AWS API Gateway: When You’re Already on AWS
# serverless.yml
service: api-gateway
provider:
name: aws
runtime: nodejs14.x
apiGateway:
restApiId: ${self:custom.apiId}
restApiRootResourceId: ${self:custom.rootResourceId}
functions:
users:
handler: handlers/users.handler
events:
- http:
path: /api/users/{proxy+}
method: ANY
authorizer: aws_iam
throttling:
burstLimit: 200
rateLimit: 100
Managed throttling, IAM auth, and Lambda integration — less ops, more vendor coupling. Tradeoffs, as always.

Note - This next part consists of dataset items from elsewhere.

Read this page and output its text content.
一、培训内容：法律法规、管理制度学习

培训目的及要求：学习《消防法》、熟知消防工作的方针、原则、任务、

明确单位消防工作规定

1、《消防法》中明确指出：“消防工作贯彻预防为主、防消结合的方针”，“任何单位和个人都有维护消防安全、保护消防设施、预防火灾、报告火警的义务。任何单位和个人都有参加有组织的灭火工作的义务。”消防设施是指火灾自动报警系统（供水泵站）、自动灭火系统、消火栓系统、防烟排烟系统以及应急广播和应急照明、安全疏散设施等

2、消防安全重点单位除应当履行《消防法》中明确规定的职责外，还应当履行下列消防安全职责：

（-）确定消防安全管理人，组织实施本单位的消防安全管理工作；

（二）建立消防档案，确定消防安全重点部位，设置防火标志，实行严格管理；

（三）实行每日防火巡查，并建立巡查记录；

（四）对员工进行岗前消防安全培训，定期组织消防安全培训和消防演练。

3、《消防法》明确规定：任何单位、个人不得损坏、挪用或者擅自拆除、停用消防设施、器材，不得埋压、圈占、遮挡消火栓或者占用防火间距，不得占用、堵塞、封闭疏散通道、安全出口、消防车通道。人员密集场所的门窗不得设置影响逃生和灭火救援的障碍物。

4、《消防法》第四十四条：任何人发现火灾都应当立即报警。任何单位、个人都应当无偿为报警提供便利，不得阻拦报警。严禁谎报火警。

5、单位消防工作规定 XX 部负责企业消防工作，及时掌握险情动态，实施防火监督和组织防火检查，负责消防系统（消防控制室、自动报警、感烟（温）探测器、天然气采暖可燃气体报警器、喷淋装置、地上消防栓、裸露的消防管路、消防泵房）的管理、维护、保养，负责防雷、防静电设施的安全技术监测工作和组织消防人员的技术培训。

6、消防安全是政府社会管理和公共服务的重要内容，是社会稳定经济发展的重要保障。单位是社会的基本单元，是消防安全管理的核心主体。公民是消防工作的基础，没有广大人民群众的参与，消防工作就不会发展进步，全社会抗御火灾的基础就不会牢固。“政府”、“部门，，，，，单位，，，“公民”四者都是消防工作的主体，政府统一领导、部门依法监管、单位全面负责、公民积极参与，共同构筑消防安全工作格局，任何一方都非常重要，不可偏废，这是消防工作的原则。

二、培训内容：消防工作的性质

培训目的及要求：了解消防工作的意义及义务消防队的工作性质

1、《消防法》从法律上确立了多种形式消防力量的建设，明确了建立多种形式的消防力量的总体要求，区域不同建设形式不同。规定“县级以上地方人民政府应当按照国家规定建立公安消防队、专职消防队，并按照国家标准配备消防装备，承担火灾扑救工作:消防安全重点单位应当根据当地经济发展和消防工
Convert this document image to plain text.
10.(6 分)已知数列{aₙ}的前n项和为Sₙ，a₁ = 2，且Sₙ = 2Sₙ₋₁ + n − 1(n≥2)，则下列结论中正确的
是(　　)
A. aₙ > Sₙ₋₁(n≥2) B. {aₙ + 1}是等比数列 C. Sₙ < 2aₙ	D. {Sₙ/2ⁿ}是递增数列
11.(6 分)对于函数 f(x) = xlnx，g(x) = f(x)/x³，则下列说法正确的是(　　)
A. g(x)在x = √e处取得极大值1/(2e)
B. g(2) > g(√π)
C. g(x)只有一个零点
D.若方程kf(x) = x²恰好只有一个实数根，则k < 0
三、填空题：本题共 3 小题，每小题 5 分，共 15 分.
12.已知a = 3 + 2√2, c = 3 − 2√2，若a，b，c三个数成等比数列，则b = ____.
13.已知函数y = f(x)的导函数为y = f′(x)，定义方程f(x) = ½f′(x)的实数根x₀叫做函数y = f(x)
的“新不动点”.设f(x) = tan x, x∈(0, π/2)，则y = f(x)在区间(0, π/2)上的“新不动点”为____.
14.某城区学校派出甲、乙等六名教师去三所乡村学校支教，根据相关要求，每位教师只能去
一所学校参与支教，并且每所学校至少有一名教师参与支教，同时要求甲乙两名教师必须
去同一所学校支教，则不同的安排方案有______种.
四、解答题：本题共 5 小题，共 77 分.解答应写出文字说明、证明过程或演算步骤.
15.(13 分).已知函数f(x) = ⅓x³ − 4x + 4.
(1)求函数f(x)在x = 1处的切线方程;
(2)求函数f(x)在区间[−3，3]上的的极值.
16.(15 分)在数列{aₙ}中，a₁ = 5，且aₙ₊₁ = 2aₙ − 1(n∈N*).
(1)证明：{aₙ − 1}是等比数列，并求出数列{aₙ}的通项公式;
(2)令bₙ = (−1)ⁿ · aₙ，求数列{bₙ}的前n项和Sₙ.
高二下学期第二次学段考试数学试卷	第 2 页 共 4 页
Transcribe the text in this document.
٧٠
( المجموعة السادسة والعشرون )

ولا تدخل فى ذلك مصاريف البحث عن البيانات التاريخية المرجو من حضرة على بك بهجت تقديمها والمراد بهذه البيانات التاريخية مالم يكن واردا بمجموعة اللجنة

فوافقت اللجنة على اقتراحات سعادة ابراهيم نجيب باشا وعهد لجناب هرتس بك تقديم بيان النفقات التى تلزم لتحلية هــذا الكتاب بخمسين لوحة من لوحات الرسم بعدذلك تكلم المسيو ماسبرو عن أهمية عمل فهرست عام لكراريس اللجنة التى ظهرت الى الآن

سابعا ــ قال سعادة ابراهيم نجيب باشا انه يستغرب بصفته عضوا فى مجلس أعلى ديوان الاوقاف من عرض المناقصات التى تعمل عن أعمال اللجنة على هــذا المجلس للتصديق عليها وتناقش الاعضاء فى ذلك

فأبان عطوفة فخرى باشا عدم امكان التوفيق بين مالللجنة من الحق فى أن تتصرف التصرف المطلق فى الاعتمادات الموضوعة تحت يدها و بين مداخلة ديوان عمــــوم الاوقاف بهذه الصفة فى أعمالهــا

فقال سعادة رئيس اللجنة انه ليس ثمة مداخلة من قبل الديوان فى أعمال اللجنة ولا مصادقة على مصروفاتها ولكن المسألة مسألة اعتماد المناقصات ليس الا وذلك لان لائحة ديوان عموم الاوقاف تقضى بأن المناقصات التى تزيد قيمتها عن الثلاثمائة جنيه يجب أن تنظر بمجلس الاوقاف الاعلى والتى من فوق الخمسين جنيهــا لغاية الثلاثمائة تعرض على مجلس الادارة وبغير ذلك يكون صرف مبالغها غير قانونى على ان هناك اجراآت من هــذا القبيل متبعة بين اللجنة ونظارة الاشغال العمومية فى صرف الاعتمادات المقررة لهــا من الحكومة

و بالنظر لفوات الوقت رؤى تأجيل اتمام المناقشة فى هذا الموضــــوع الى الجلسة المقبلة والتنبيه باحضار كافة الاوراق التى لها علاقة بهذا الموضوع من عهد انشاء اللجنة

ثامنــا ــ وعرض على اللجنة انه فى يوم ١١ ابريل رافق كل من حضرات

What We Learned Running Gateways in Production
Rate limiting at the edge saved us more than once — set it before you need it, not after a partner’s load test. Cache read-heavy endpoints aggressively but invalidate carefully; stale user data causes support tickets, stale product catalogs cause shrug emojis. Auth belongs at the gateway for external clients; internal service-to-service calls need their own trust model (mTLS, service tokens). Log every request with a correlation ID — you will need it. Circuit breakers on unhealthy backends prevent cascade failures. And version your APIs (/v1/, /v2/) so you can migrate clients without a big-bang deploy.
The Bottom Line
An API gateway isn’t ceremony — it’s the choke point where you enforce the rules everyone agreed on in architecture reviews but nobody implemented in their service. One URL for clients. One place for auth. One place to say “slow down” before your database catches fire.
Build it early enough to matter, keep it thin enough to maintain, and resist the urge to put business logic in it. The gateway is a bouncer, not a chef.
Written October 2018, covering production gateway patterns with Express, Kong, and AWS API Gateway. Gateway technology has exploded since (Envoy, Istio, APISIX) — the patterns remain; evaluate managed vs self-hosted for your scale.